Then, because there would never be a better moment, Kiki kissed him, gently, sweetly, on the lips.
“Why didn't you do that six months ago?” he asked her, pulling away.
“Why didn't you?” She kept her voice light, but her question was serious.
“Because you're my best friend.” His eyes were just as serious. “You've got Jasmine and Camille and all. I have Franklin. I couldn't just say, ‘Hey, let's get it on.' What if you said no? Everything would be screwed up.”
“You don't think things have been more than a little screwed up lately? Like when you asked if Jasmine was free?”
“I was going to ask you out.
Out
out, I mean. But then, when the moment came, I froze. I just asked the first question that came into my mind. I had some idea that Jasmine could tell me whether you were interested, but mostly I was just afraid.”

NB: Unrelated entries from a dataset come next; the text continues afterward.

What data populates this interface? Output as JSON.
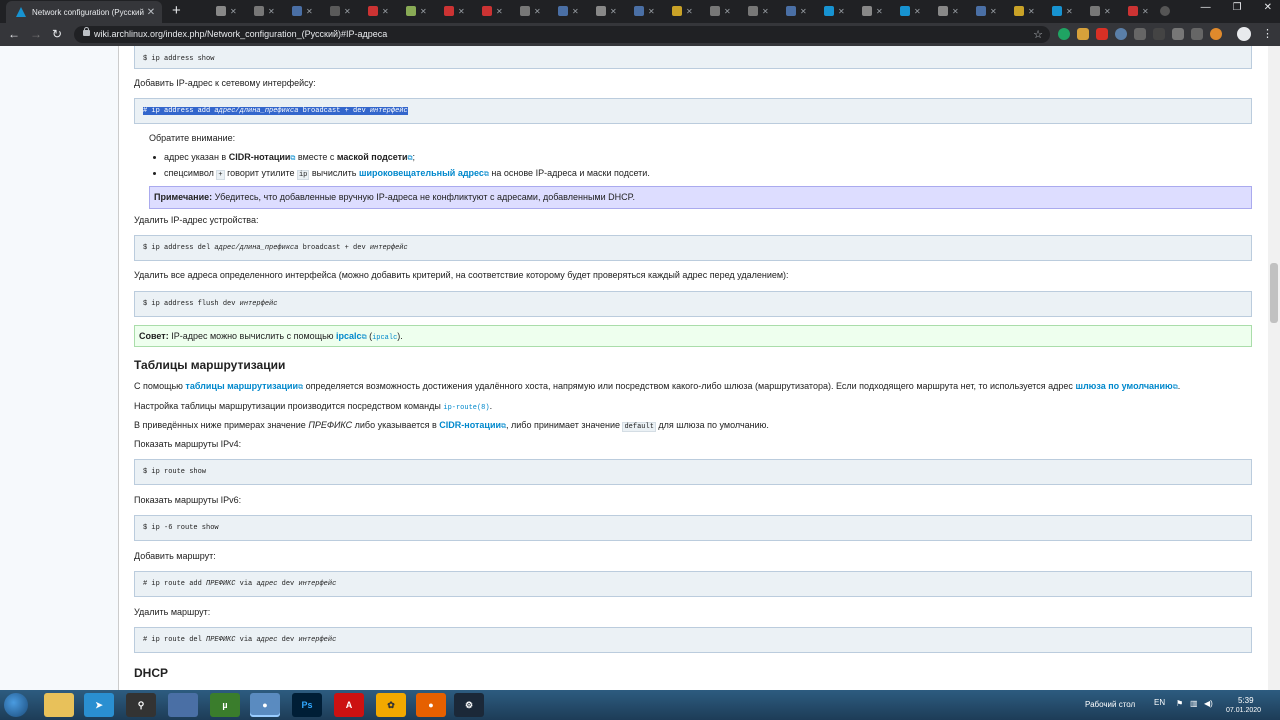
{
  "browser": {
    "active_tab_title": "Network configuration (Русский)",
    "url": "wiki.archlinux.org/index.php/Network_configuration_(Русский)#IP-адреса"
  },
  "article": {
    "code_show": "$ ip address show",
    "add_intro": "Добавить IP-адрес к сетевому интерфейсу:",
    "code_add_prefix": "# ip address add ",
    "code_add_addr": "адрес/длина_префикса",
    "code_add_mid": " broadcast + dev ",
    "code_add_iface": "интерфейс",
    "notice_title": "Обратите внимание:",
    "bullet1_pre": "адрес указан в ",
    "bullet1_bold1": "CIDR-нотации",
    "bullet1_mid": " вместе с ",
    "bullet1_bold2": "маской подсети",
    "bullet1_post": ";",
    "bullet2_pre": "спецсимвол ",
    "bullet2_code1": "+",
    "bullet2_mid1": " говорит утилите ",
    "bullet2_code2": "ip",
    "bullet2_mid2": " вычислить ",
    "bullet2_link": "широковещательный адрес",
    "bullet2_post": " на основе IP-адреса и маски подсети.",
    "note_label": "Примечание:",
    "note_text": " Убедитесь, что добавленные вручную IP-адреса не конфликтуют с адресами, добавленными DHCP.",
    "del_intro": "Удалить IP-адрес устройства:",
    "code_del_prefix": "$ ip address del ",
    "code_del_addr": "адрес/длина_префикса",
    "code_del_mid": " broadcast + dev ",
    "code_del_iface": "интерфейс",
    "flush_intro": "Удалить все адреса определенного интерфейса (можно добавить критерий, на соответствие которому будет проверяться каждый адрес перед удалением):",
    "code_flush_prefix": "$ ip address flush dev ",
    "code_flush_iface": "интерфейс",
    "tip_label": "Совет:",
    "tip_text": " IP-адрес можно вычислить с помощью ",
    "tip_link": "ipcalc",
    "tip_pkg_open": " (",
    "tip_pkg": "ipcalc",
    "tip_pkg_close": ").",
    "routing_heading": "Таблицы маршрутизации",
    "routing_p1_pre": "С помощью ",
    "routing_p1_link1": "таблицы маршрутизации",
    "routing_p1_mid": " определяется возможность достижения удалённого хоста, напрямую или посредством какого-либо шлюза (маршрутизатора). Если подходящего маршрута нет, то используется адрес ",
    "routing_p1_link2": "шлюза по умолчанию",
    "routing_p1_post": ".",
    "routing_p2_pre": "Настройка таблицы маршрутизации производится посредством команды ",
    "routing_p2_code": "ip-route(8)",
    "routing_p2_post": ".",
    "routing_p3_pre": "В приведённых ниже примерах значение ",
    "routing_p3_em": "ПРЕФИКС",
    "routing_p3_mid1": " либо указывается в ",
    "routing_p3_link": "CIDR-нотации",
    "routing_p3_mid2": ", либо принимает значение ",
    "routing_p3_code": "default",
    "routing_p3_post": " для шлюза по умолчанию.",
    "ipv4_intro": "Показать маршруты IPv4:",
    "code_ipv4": "$ ip route show",
    "ipv6_intro": "Показать маршруты IPv6:",
    "code_ipv6": "$ ip -6 route show",
    "addroute_intro": "Добавить маршрут:",
    "code_addroute_pre": "# ip route add ",
    "code_addroute_prefix": "ПРЕФИКС",
    "code_addroute_via": " via ",
    "code_addroute_addr": "адрес",
    "code_addroute_dev": " dev ",
    "code_addroute_iface": "интерфейс",
    "delroute_intro": "Удалить маршрут:",
    "code_delroute_pre": "# ip route del ",
    "code_delroute_prefix": "ПРЕФИКС",
    "code_delroute_via": " via ",
    "code_delroute_addr": "адрес",
    "code_delroute_dev": " dev ",
    "code_delroute_iface": "интерфейс",
    "dhcp_heading": "DHCP"
  },
  "taskbar": {
    "desktop_label": "Рабочий стол",
    "lang": "EN",
    "time": "5:39",
    "date": "07.01.2020"
  }
}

Kiki wanted to be angry with him, but, in the end, it was fear that had kept her from asking him out. Fear that he would reject her, fear that the rejection would kill their friendship. And it cheered her to know that their friendship meant just as much to him as it did to her.
“Good thing one of us is brave, huh?” she said, kissing him again. It didn't turn wild and forceful like Josh's kisses. It was the kiss of two people who knew each other inside and out, slow and lingering and playful, arms wrapped around each other so tight Kiki wondered if they would ever let go.
“I have an idea,” Mark whispered, winding a couple of dreadlocks around his fingers. “Let's go over to my house and think up a strategy for killing Franklin later.”
Kiki smiled up at Mark. She knew Mark well enough to know that whatever he might say about strategy, he was thinking about something else entirely. “I can't think of anything I would rather do.”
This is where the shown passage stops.